Tras el partido, el mediocampista argentino de 18 años se refirió con notable madurez a las fuertes críticas y comparaciones que lo han perseguido desde su llegada al club español, dejando en claro su postura: «Nunca voy a ser Messi, ni soy la peor compra del Real Madrid».
Una reflexión madura sobre la presión y las etiquetas en el fútbol elite
Con la tranquilidad que le dio una gran actuación, Mastantuono analizó el peso de las expectativas. «Desde que soy chico tuve la suerte y la desgracia de que se hable de mí», según TyC Sports. El jugador se refirió a los extremos en los que suele moverse la opinión pública: «Pudieron decir cosas como que era el nuevo Messi y pudieron decir que era un desastre, la peor compra del Real Madrid».
Frente a estas etiquetas, el azuleño fue categórico: «No me creo ni que soy Messi… Nunca voy a ser Messi. Y no me creo que soy la peor compra del Real Madrid». Este equilibrio entre humildad y seguridad es la base de su filosofía. Aceptó que sus primeros seis meses no fueron su mejor versión, pero los tomó como aprendizaje para enfocarse en «los seis meses más decisivos» que vienen, con el objetivo de mostrar su verdadero nivel.

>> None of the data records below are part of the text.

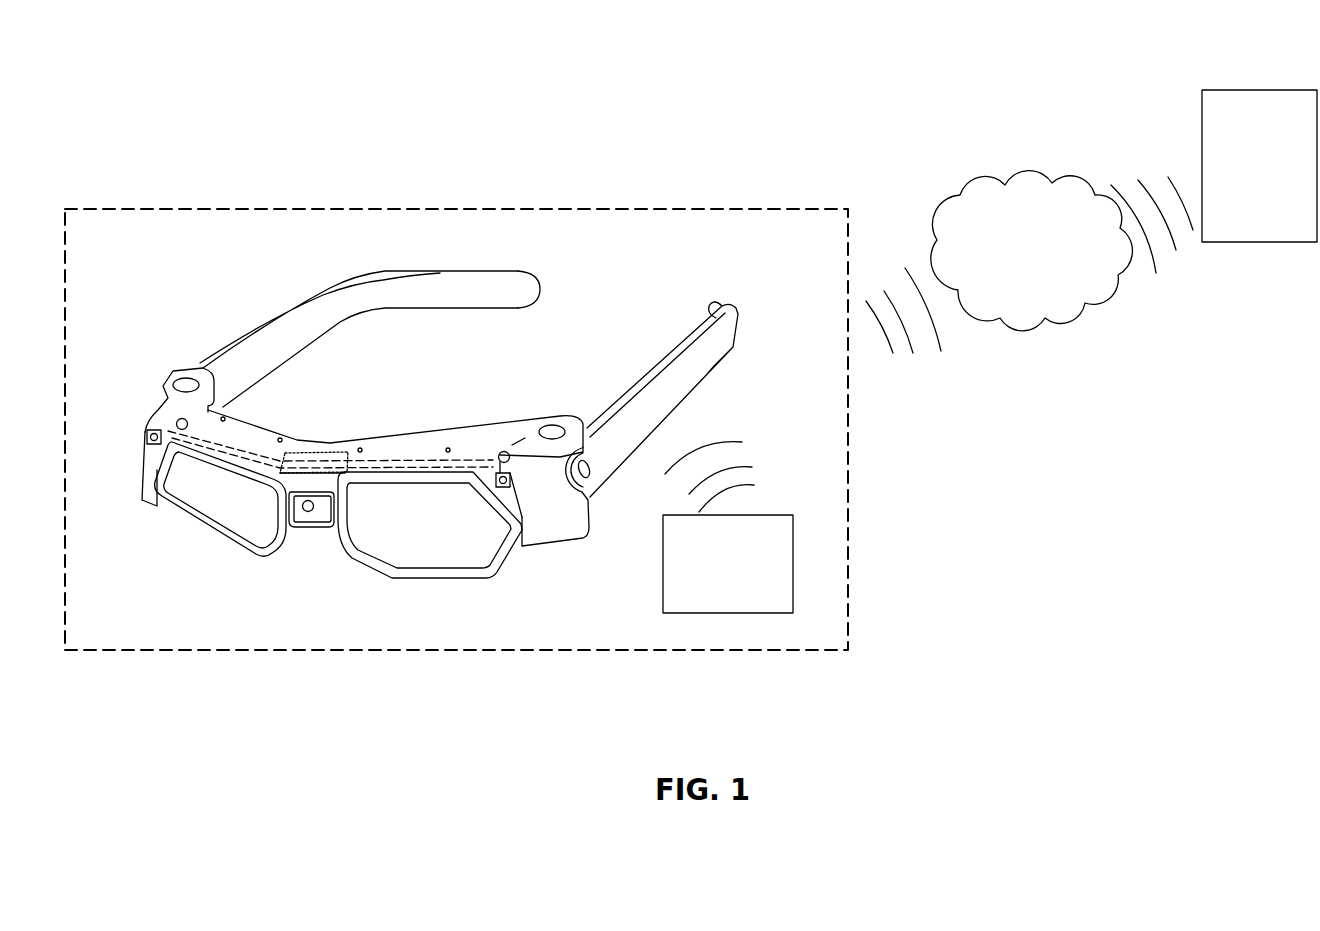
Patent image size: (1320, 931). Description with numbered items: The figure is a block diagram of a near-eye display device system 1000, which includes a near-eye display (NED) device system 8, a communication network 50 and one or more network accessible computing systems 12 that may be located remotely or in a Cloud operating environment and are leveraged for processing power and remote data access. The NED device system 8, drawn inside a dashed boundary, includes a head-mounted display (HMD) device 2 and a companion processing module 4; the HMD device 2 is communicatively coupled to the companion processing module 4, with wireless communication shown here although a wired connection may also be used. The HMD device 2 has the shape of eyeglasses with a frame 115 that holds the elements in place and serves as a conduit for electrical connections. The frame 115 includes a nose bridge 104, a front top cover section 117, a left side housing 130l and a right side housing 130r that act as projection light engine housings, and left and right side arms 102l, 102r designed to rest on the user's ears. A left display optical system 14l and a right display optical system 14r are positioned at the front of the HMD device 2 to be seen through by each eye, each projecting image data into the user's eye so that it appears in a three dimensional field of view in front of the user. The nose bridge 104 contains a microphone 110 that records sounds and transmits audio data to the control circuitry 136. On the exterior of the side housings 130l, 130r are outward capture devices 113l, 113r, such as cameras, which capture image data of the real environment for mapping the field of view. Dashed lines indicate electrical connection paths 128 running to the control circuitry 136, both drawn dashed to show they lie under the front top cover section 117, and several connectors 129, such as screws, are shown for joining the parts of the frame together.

The NED device system 1000 is at (1090, 70).
The head-mounted display (HMD) device 2 is at (648, 288).
The near-eye display (NED) device system 8 is at (850, 600).
The companion processing module 4 is at (728, 564).
The communication(s) network 50 is at (1032, 251).
The network accessible computing system(s) 12 is at (1259, 166).
The right side arm 102r is at (396, 319).
The left side arm 102l is at (647, 373).
The frame 115 is at (505, 280).
The front top cover section 117 is at (413, 443).
The connectors 129 is at (188, 372).
The electrical connection paths 128 is at (247, 450).
The control circuitry 136 is at (325, 480).
The right outward capture device 113r is at (153, 432).
The left outward capture device 113l is at (510, 490).
The right side housing 130r is at (148, 484).
The left side housing 130l is at (582, 520).
The right display optical system 14r is at (220, 508).
The left display optical system 14l is at (410, 543).
The nose bridge 104 is at (325, 480).
The microphone 110 is at (308, 515).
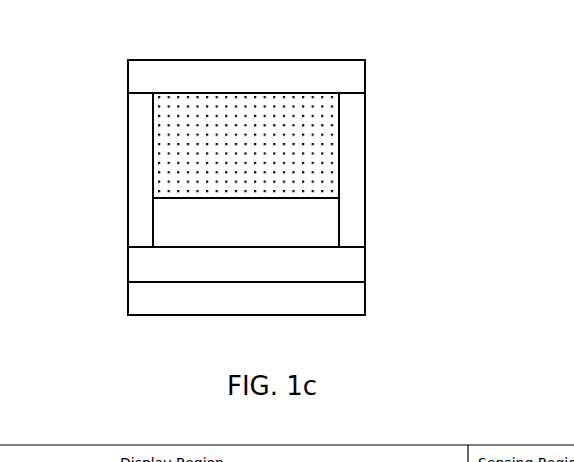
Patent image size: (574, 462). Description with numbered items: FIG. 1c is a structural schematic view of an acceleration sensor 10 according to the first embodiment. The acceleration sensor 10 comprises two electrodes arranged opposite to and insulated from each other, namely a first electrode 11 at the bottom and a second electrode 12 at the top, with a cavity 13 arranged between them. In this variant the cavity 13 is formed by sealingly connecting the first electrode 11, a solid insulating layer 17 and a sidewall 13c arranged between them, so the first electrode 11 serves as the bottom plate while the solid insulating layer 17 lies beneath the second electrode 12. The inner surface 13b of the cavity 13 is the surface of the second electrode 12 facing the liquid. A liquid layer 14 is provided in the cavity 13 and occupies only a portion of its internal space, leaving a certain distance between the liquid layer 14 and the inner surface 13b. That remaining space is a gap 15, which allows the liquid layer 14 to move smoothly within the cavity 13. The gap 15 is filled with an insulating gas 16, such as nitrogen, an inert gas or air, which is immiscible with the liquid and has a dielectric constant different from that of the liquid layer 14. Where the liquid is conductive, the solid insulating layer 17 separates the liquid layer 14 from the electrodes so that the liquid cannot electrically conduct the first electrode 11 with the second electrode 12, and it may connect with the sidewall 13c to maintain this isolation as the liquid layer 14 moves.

The acceleration sensor 10 is at (252, 30).
The first electrode 11 is at (300, 305).
The second electrode 12 is at (300, 83).
The cavity 13 is at (373, 95).
The inner surface 13b is at (317, 98).
The sidewall 13c is at (347, 213).
The liquid layer 14 is at (157, 238).
The gap 15 is at (153, 170).
The insulating gas 16 is at (175, 124).
The solid insulating layer 17 is at (157, 263).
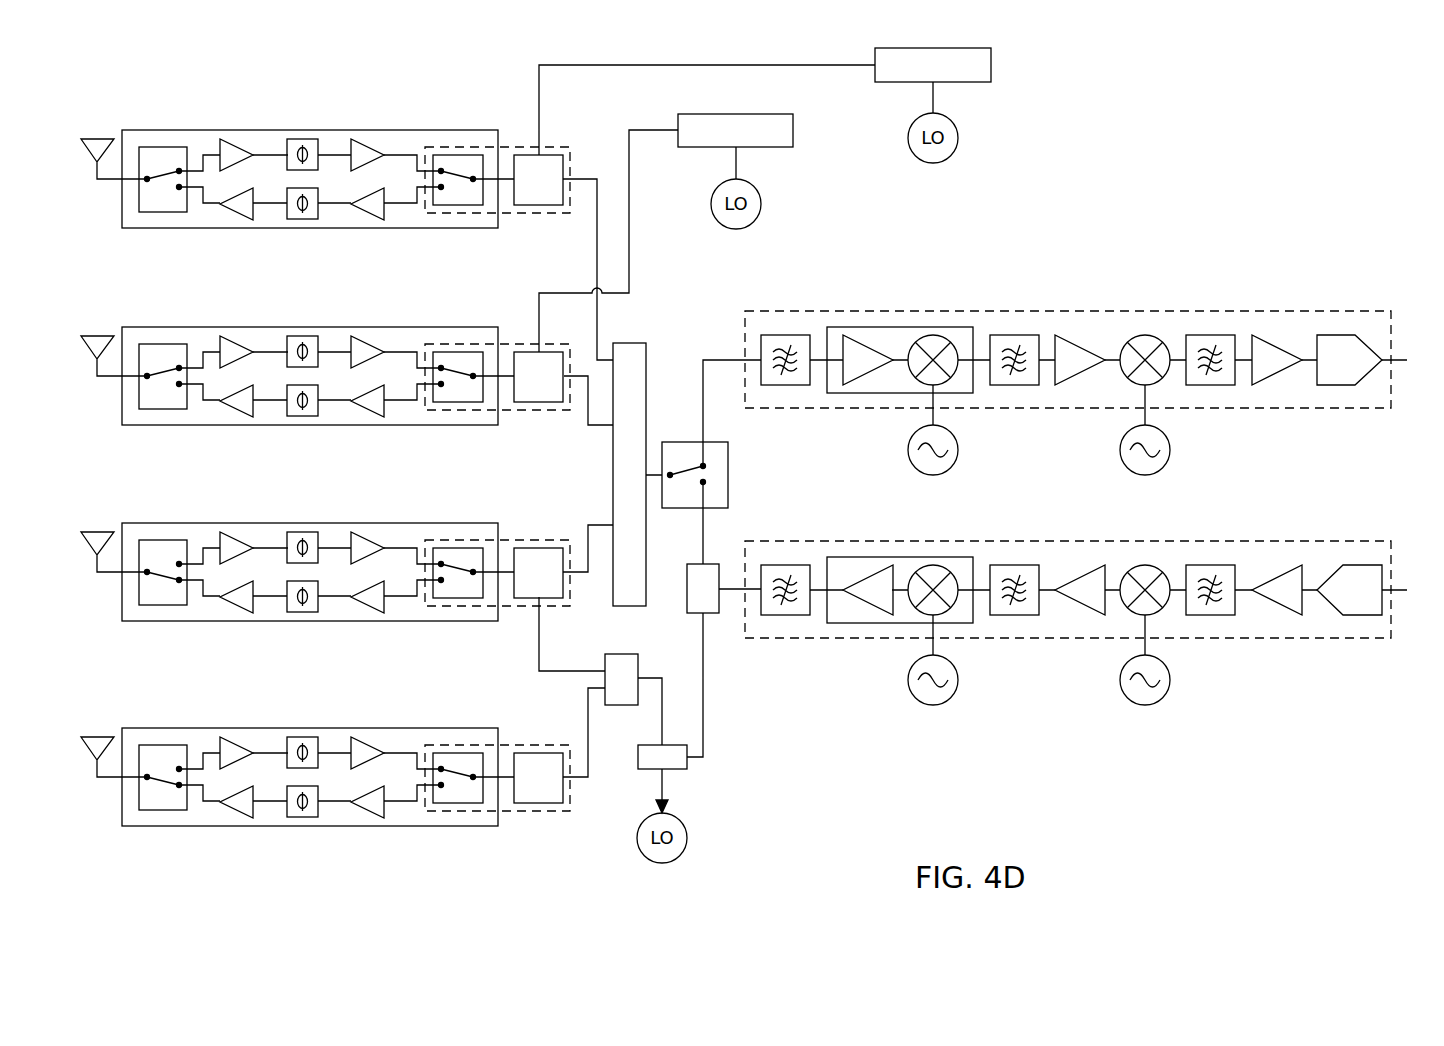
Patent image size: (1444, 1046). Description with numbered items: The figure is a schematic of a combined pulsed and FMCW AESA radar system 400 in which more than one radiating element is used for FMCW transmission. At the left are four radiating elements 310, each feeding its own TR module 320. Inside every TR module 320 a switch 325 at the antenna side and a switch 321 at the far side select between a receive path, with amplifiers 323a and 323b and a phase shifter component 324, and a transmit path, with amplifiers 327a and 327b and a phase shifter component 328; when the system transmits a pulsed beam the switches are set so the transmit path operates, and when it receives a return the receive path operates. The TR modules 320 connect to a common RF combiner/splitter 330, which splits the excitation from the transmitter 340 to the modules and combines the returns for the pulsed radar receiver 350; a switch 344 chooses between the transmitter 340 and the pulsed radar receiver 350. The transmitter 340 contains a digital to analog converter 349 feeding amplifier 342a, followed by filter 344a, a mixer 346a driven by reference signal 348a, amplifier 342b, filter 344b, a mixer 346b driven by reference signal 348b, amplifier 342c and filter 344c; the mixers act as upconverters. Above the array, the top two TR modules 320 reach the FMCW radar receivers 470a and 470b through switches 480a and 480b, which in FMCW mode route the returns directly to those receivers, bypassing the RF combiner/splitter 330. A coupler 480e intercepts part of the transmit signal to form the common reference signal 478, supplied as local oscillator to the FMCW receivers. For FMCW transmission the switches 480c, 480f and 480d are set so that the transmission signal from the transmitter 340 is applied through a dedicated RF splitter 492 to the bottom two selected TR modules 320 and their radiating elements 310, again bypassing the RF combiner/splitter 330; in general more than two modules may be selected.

The radiating element 310 is at (113, 435).
The TR module 320 is at (310, 492).
The switch 321 is at (497, 448).
The amplifier 323a is at (263, 431).
The amplifier 323b is at (396, 431).
The phase shifter component 324 is at (326, 430).
The switch 325 is at (162, 451).
The amplifier 327a is at (395, 525).
The amplifier 327b is at (264, 525).
The phase shifter component 328 is at (330, 525).
The RF combiner/splitter 330 is at (622, 343).
The transmitter 340 is at (1358, 541).
The amplifier 342a is at (1270, 385).
The amplifier 342b is at (1075, 385).
The amplifier 342c is at (863, 385).
The switch 344 is at (712, 442).
The filter 344a is at (1210, 335).
The filter 344b is at (1014, 335).
The filter 344c is at (785, 335).
The mixer 346a is at (1145, 335).
The mixer 346b is at (933, 335).
The reference signal 348a is at (1160, 473).
The reference signal 348b is at (948, 473).
The digital to analog converter 349 is at (1335, 385).
The pulsed radar receiver 350 is at (1358, 311).
The combined pulsed and FMCW AESA radar system 400 is at (1160, 188).
The FMCW radar receiver 470a is at (973, 82).
The FMCW radar receiver 470b is at (786, 148).
The common reference signal 478 is at (687, 838).
The switch 480a is at (522, 155).
The switch 480b is at (522, 352).
The switch 480c is at (522, 548).
The switch 480d is at (710, 613).
The coupler 480e is at (678, 769).
The switch 480f is at (522, 753).
The RF splitter 492 is at (623, 654).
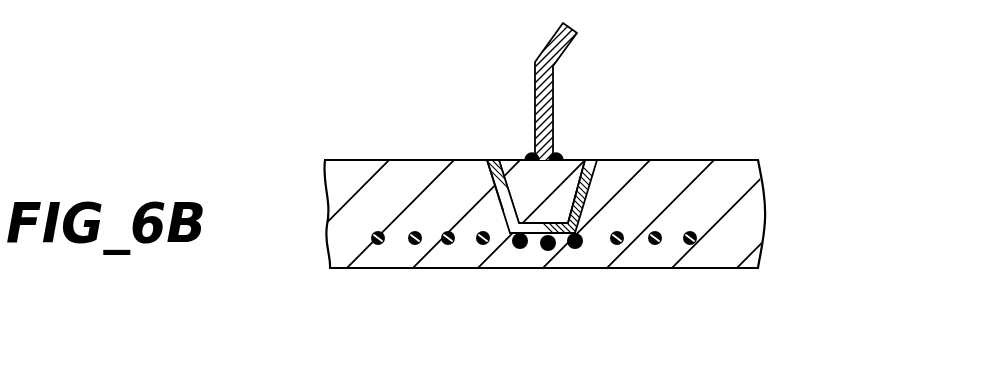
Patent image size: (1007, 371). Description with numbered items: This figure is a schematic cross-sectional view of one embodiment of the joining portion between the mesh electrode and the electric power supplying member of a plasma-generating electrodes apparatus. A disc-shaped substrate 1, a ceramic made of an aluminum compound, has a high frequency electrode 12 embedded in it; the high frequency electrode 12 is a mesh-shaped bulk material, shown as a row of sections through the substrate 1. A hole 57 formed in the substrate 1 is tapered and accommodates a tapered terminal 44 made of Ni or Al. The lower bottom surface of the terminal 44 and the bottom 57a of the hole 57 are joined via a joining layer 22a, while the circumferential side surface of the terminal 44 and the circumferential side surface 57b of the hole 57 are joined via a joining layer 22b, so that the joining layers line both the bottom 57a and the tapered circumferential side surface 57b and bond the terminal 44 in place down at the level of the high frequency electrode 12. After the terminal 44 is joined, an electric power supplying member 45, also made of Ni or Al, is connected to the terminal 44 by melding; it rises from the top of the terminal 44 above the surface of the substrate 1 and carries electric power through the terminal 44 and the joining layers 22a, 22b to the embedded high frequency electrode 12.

Un gol histórico y una nueva oportunidad bajo Arbeloa
El tanto ante Mónaco no fue cualquier gol. Con 18 años y 159 días, Mastantuono se convirtió en el segundo argentino más joven en marcar en la Champions League, solo por detrás del récord de Lionel Messi (18 años y 131 días). Este hito llegó en un momento clave: el inicio de la era del nuevo técnico, Álvaro Arbeloa, luego de haber perdido protagonismo en los últimos tramos del ciclo de Xabi Alonso.
El jugador, que también cambió su look rapándose y platinando el cabello, parece listo para un nuevo comienzo. «Trabajo para estar bien, para ser esa mejor versión», afirmó. Sobre las críticas, distinguió: «Las críticas, cuando son con mala intención, sí duelen. Pero después, estamos en la elite del fútbol y las críticas son justas». Con esta mentalidad y el respaldo de su gol en el Bernabéu, Mastantuono demuestra que busca construir su propio camino, lejos de comparaciones imposibles y con los pies bien puestos en la realidad del fútbol de máximo nivel.